The average savings for someone with a good versus mediocre credit score is about $115 a year for auto insurance and $60 for home, according to Loretta Sorters, of the Insurance Information Institute.
A low credit score can even make it harder to rent a home because landlords often use credit scores to weed out prospective renters.
So defaulting on your mortgage is most likely going to mean that you’re going to have start paying more for other things that you buy – and it will be harder to get credit or a mortage in the future. So if you’re considering walking away, remember that it will have a huge impact on your financial life.
Walking Away Has Tax Implications For Many
If you walk away from your mortgage and the bank forgives part of your loan, in many states, any part of a mortgage that the bank forgives is reported as taxable income for you.
So, for example, say that you default on a $150,000 mortgage loan. The bank sells the property for $100,000. If the bank has the right to pursue you for the remaining $50,000 in your state but doesn’t, that “forgiven” amount is taxed to you. That could mean a pretty large tax bill.
For more details on if your state is one where you could potentially be taxed, check out this post: Tax Implications Of Strategically Defaulting On Your Underwater Mortgage
Question Of Ethics Or Just A Contractual Transaction?
Walking away from a mortgage will have a negative impact, and it may even mean a sizable tax bill, but for many people that isn’t enough to stop them from moving forward with walking away. For many while they can currently afford to pay their underwater mortgage, they just don’t want to just lose $50-100,000 in value on their home. Why take the hit when the bank would be able to take the hit for you? Defaulting seems to be the easy answer.
So that brings us to the question – is it OK for a homeowner to walk away from an underwater mortgage, even if they can still pay? Is a mortgage solely a financial and contractual question, or should there be a moral and ethical component to the question? Are you morally obligated to pay if you can?
Many would say that a strategic default is a legitimate option that is even spelled out in the mortgage contract, where specific ramifications of a foreclosure or short sale are spelled out for the homeowner. To exercise those options is just a a part of the legal transaction.
I understand that argument, but don’t completely agree with it. Just because the ramifications of a default are spelled out in the contract doesn’t mean it’s the right thing to do. When you sign up for a mortgage, you should understand what you’re getting into, and not be buying a home that you can’t afford.
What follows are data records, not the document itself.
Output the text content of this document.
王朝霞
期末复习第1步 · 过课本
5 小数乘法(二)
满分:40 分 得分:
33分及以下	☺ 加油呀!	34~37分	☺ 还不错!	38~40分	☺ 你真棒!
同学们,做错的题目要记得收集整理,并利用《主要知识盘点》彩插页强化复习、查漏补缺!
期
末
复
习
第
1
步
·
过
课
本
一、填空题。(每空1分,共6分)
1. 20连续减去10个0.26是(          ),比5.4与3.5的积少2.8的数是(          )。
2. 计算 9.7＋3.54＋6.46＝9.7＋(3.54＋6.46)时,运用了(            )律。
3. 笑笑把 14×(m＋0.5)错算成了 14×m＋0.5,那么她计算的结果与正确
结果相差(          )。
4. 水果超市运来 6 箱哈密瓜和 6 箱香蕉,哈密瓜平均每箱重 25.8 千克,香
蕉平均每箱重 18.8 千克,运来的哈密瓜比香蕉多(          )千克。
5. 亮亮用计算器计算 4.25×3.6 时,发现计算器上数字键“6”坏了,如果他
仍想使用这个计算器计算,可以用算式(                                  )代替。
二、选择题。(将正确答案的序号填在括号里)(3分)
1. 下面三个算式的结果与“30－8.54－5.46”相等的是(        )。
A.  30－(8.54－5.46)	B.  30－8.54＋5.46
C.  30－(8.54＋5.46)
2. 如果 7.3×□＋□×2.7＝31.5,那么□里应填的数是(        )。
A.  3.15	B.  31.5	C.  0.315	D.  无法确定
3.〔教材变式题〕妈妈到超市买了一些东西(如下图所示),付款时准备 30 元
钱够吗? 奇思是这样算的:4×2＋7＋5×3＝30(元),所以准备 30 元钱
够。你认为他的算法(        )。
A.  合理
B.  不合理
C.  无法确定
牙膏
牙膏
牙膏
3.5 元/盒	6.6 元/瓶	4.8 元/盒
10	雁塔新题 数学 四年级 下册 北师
Home values don’t always go up (despite the conventional wisdom), and you shouldn’t be counting on it as a source of income in the future – it’s just a place to live. I just think that if you sign a deal and a contract, you should live up to your end of the deal.
What do you think? Are there things I’m not considering? Do you feel I’m far off base? When do you think it would be ok to strategically default – or is it ever ok? Tell us what you think in the comments!